また、実際にも相続放棄や限定承認をする場合には、借金返済を免れていることも多いですが、それにもかかわらず、相続財産の一部を隠して自分のものにしたり自分のために使ってしまったりすると、債権者の利益が大きく害されてしまいます。
このような背信行為は認めるべきではないので、こうした行為があると相続放棄や限定承認ができなくなって、法定単純承認が成立するのです。
限定承認をする際に家庭裁判所に提出すべき遺産目録に虚偽の記載をした場合(相続財産の一部や全部をあえて書かなかった場合)にも、同じ理由で法定単純承認が成立します。
このように、単純承認する場合には、特に何もしなくても単純承認になりますが、一定の行為をすると当然に単純承認が成立して、相続放棄や限定承認をすることができなくなります。
相続財産の中に借金などの負債が含まれており、それを免れるために相続放棄や限定承認をしたい場合には、法定単純承認が成立する行為はしないようにくれぐれも注意する必要があります。
また、熟慮期間が過ぎても当然に法定単純承認が成立してしまうので、相続放棄や限定承認をする場合には、早めに家庭裁判所に申述の手続きをしましょう。
まとめ
今回は、相続の方法の1つである単純承認について解説しました。
単純承認とは、相続財産の一切をそのまま相続することです。
単純承認をすると、プラスの資産もマイナスの負債もすべて相続してしまうので、遺産の中に借金があると、その返済をしなければなりません。
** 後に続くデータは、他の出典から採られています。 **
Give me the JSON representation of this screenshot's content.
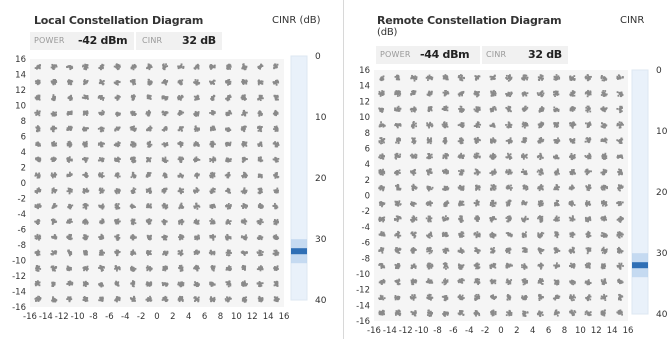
{
  "local": {
    "title": "Local Constellation Diagram",
    "cinr_title": "CINR (dB)",
    "power_label": "POWER",
    "power_value": "-42 dBm",
    "cinr_label": "CINR",
    "cinr_value": "32 dB",
    "cinr_db": 32
  },
  "remote": {
    "title": "Remote Constellation Diagram",
    "title_cont": "(dB)",
    "cinr_title": "CINR",
    "power_label": "POWER",
    "power_value": "-44 dBm",
    "cinr_label": "CINR",
    "cinr_value": "32 dB",
    "cinr_db": 32
  },
  "chart_data": [
    {
      "type": "scatter",
      "title": "Local Constellation Diagram",
      "constellation": "256-QAM",
      "xlim": [
        -16,
        16
      ],
      "ylim": [
        16,
        -16
      ],
      "x_ticks": [
        "-16",
        "-14",
        "-12",
        "-10",
        "-8",
        "-6",
        "-4",
        "-2",
        "0",
        "2",
        "4",
        "6",
        "8",
        "10",
        "12",
        "14",
        "16"
      ],
      "y_ticks": [
        "16",
        "14",
        "12",
        "10",
        "8",
        "6",
        "4",
        "2",
        "0",
        "-2",
        "-4",
        "-6",
        "-8",
        "-10",
        "-12",
        "-14",
        "-16"
      ],
      "symbol_levels": [
        -15,
        -13,
        -11,
        -9,
        -7,
        -5,
        -3,
        -1,
        1,
        3,
        5,
        7,
        9,
        11,
        13,
        15
      ],
      "noise_spread": 0.35
    },
    {
      "type": "bar",
      "title": "CINR (dB)",
      "orientation": "vertical",
      "ylim": [
        0,
        40
      ],
      "ticks": [
        "0",
        "10",
        "20",
        "30",
        "40"
      ],
      "value": 32
    },
    {
      "type": "scatter",
      "title": "Remote Constellation Diagram",
      "constellation": "256-QAM",
      "xlim": [
        -16,
        16
      ],
      "ylim": [
        16,
        -16
      ],
      "x_ticks": [
        "-16",
        "-14",
        "-12",
        "-10",
        "-8",
        "-6",
        "-4",
        "-2",
        "0",
        "2",
        "4",
        "6",
        "8",
        "10",
        "12",
        "14",
        "16"
      ],
      "y_ticks": [
        "16",
        "14",
        "12",
        "10",
        "8",
        "6",
        "4",
        "2",
        "0",
        "-2",
        "-4",
        "-6",
        "-8",
        "-10",
        "-12",
        "-14",
        "-16"
      ],
      "symbol_levels": [
        -15,
        -13,
        -11,
        -9,
        -7,
        -5,
        -3,
        -1,
        1,
        3,
        5,
        7,
        9,
        11,
        13,
        15
      ],
      "noise_spread": 0.38
    },
    {
      "type": "bar",
      "title": "CINR",
      "orientation": "vertical",
      "ylim": [
        0,
        40
      ],
      "ticks": [
        "0",
        "10",
        "20",
        "30",
        "40"
      ],
      "value": 32
    }
  ],
  "colors": {
    "point": "#8a8a8a",
    "plot_bg": "#f5f5f5",
    "grid_dot": "#cfcfcf",
    "meter_track": "#e9f1fa",
    "meter_marker": "#2f6fb5",
    "meter_glow": "#a7c7ea"
  }
}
単純承認する場合には、特に何らかの手続きをする必要はなく、熟慮期間が経過したら、当然に単純承認したことになります。
また、熟慮期間経過前であっても、相続財産の一部や全部を処分した場合、相続放棄や限定承認をした場合であってもその後に相続財産の一部や全部を隠匿していたことが明らかになったり消費したりした場合には、やはり法定単純承認が成立して相続放棄や限定承認の効力がなくなってしまいます。
借金を相続したくない場合には、法定単純承認になる行為はせずに、熟慮期間内に早めに相続放棄か限定承認の申述をすることが大切です。